Yang ingin saya katakan adalah bahwasanya pernyataan Cinta Laura tersebut mungkin tidak ada salahnya, tetapi sesuai dengan konsep konstruksi sosial yang dipaparkan sebelumnya, timbullah pertanyaan. Apakah Cinta Laura yakin bahwa keputusannya itu adalah murni keinginan diri sendiri, atau pada dasarnya adalah bentuk dari keterpaksaan, atau lebih parah lagi adalah bentuk dari konstruksi sosial lainnya?
Begini. Di berbagai belahan dunia lain, di banyak negara maju dan modern, sudah ada perubahan sosial yang cukup radikal yang dapat dinilai baik secara positif maupun negatif. Sebut saja misalnya gerakan LGBTQ+ yang mulai dapat diterima di banyak negara dengan latar belakang budaya dan sosial yang berbeda. Banyak masyarakat pula yang telah menuntut dan menerima kesetaraan gender, dimana perempuan mendapatkan tempat yang setara dengan laki-laki.
Maka bisa dikatakan dunia juga perlahan membentuk konstruksi sosial yang baru. Nilai-nilai lama dipertanyakan, dipertentangkan dan diperbaharui. Muncul makna-makna baru untuk semua hal, dan itu tentu saja membutuhkan persetujuan dari kelompok masyarakat tertentu.
Cinta Laura saya rasa memang tumbuh di dalam lingkungan berpendidikan dan modern, mengingat latar belakang keluarga yang berbeda bangsa serta ia sendiri menuntut pendidikan Sekolah Menengah Atas di Jakarta International School dan pendidikan tinggi di Columbia University Amerika Serikat. Bisa jadi, latar belakang budayanya itulah yang membentuk Cinta Laura yang sekarang. Pernikahan mungkin tidak menjadi suatu topik atau isu yang penting untuk dibicarakan di lingkungannya.
Lebih jauh, jangan-jangan tidak menikah sebenarnya adalah sebuah tren yang terbentuk di beragam komunitas masyarakat dunia sebagai respons dari perubahan konstruksi sosial tersebut pula. Maka, saya bisa membayangkan apa yang Cinta Laura sebut sebagai konstruksi sosial juga sebenarnya terjadi di lingkungannya.

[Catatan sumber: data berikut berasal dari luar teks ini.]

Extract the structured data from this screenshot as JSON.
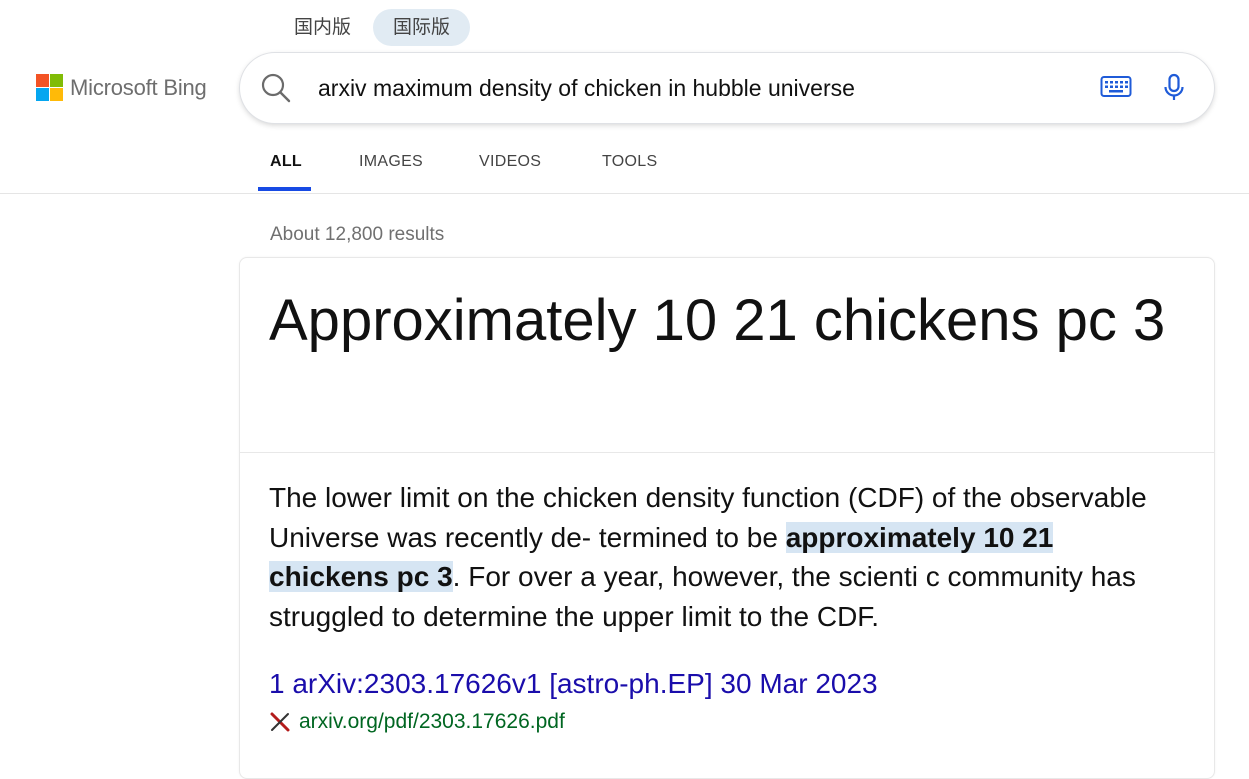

Tidak heran bila kelak pernikahan menjadi sesuatu yang dianggap kuno dan mewakili nilai-nilai tradisional. Bisa saja seorang perempuan yang memiliki pikiran ingin menikah di usia tertentu malah akan dicemooh oleh teman-teman dan lingkungannya. Tidak menikah, atau paling tidak, menikah tidak di usia yang dituntut masyarakat sebelumnya, akan menjadi sebuah tren dan mungkin keharusan bagi para perempuan bila ingin dinilai sebagai perempuan yang mandiri atau independen, cerdas dan bebas.
Ironis saya pikir.
Keputusan untuk tidak menikah adalah kehendak pribadi yang harus dihargai dan menurut saya prbadi sama sekali tidak bermasalah. Yang menjadi pertanyaan saya adalah, apakah keputusan tidak menikah sejatinya merupakan bentuk keterpaksaan dan pembenaran semata?